5 out of 5
Label: Turntable Kitchen
Produced by: Eric D. Johnson
I was of the grunge generation. I had the experience of witnessing Smells Like Teen Spirit on MTV; of seeing video premieres that enraptured with their hooks and edge – the weird mixing of something popular also feeling rebellious. Hearing tracks on the radio that felt like something new, and worthy of becoming an instant obsession. Are these experiences unique to my generation? No, surely not. But I do think that (as it seems now) brief period where Nirvanas and Soundgardens and Smashing Pumpkins ruled our attentions and CD collections was a notable one.

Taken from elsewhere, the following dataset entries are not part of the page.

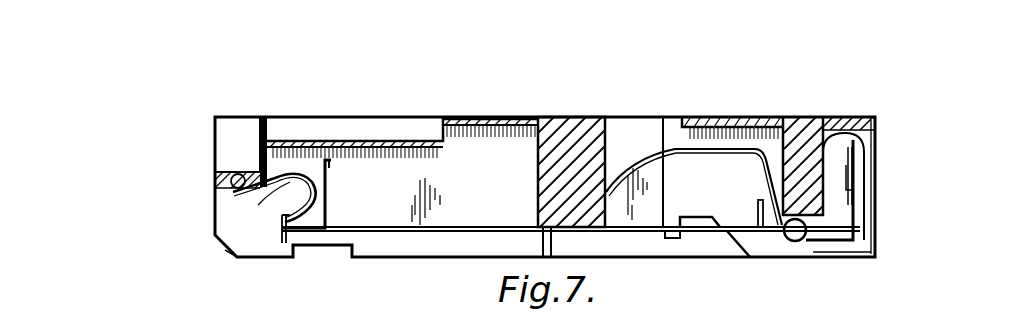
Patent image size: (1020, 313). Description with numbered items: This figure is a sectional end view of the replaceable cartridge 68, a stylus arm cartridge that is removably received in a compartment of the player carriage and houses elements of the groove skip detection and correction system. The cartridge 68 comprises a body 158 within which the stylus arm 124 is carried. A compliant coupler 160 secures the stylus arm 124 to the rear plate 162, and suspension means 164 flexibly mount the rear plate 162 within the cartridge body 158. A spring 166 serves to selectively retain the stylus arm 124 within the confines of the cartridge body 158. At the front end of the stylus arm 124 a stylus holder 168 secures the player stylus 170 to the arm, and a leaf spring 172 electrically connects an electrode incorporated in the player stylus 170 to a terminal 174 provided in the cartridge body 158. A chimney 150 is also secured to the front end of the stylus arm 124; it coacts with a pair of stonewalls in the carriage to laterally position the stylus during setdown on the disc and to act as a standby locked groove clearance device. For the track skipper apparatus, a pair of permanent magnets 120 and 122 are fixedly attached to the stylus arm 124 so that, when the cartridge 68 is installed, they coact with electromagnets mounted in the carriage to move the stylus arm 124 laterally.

The replaceable cartridge 68 is at (457, 97).
The permanent magnet 120 is at (337, 171).
The permanent magnet 122 is at (757, 212).
The stylus arm 124 is at (465, 227).
The chimney 150 is at (328, 201).
The body 158 is at (576, 117).
The compliant coupler 160 is at (823, 242).
The rear plate 162 is at (860, 221).
The suspension means 164 is at (812, 135).
The spring 166 is at (632, 172).
The stylus holder 168 is at (313, 232).
The player stylus 170 is at (283, 243).
The leaf spring 172 is at (290, 190).
The terminal 174 is at (232, 196).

But I also moved on quickly. I owned albums by the aforementioned bands and surely listened to them enough to commit them to permanent memory, but I oddly don’t seem to have much nostalgia for them; rather, the genres these albums encouraged me to shift toward seem to have formed those deeper connections. However, I don’t think an album like Siamese Dream got stuck temporarily in my playlist only because it was cool at the time: the notability of this era is because the stuff that was hitting the tops of alternative charts was also incredibly good. The quality of the music; of the performances; of the production; of the lyrics. It stands the test of time. The testament is when an artist with appreciation for the depths of the material – like Fruit Bats – comes along and re-presents it; reformats it. Plenty of people have covered tracks from Siamese Dream and the majority come across that way: as covers. But Eric D. Johnson of the Bats hasn’t made this on a lark, rather adapting it to his band’s own lush, raw style… which happens to be a perfect parallel to the lush and raw style of the original, albeit in a much different top-down genre.
I think I was expecting this full-album remake of Dream to be rather loose – probably acoustic, solo stuff. And that’s the core sound, but it’s enhanced wholly, with backup vocals, drums, keys, and tonal layering. Johnson chose slightly different approaches (poppier; slower) appropriate to his interpretation on each song, while maintaining the recognizable spirit and vibe of the sources. It’s a Fruit Bats album that reminds of the indie-Chicago roots where the group started, sprung forward through their decades of evolution. I don’t want to mislead that things are necessarily rewritten, but there’s a consideration for how to translate this stuff so it feels personal; it is the ideal set of covers that re-present the material in a new light to give it new meaning, while also bringing fresh appreciation for the original works. It also rather humorously juxtaposes Johnson’s pretty vocal lilt with Pumpkins’ Billy Corgan’s nasal tones – I never would’ve compared the two singers, but they are actually pretty similar, suggesting the “setting” for our music can influence our opinions on certain aspects of it. (That is: because Pumpkins was seen as a grunge band, surely the singer wasn’t necessarily very good.)
Housed in a jacket with a wash of colors designed by Morgan Keys which is also evocative of the original’s color scheme, Fruit Bats’ take on Siamese Dream has much more impact than I was expecting, rendering an album that I’ve previously enjoyed but not given much weight to in my overall musical history into something beautifully fresh, emotional, and fun, and excites me to go back and re-explore that musical history.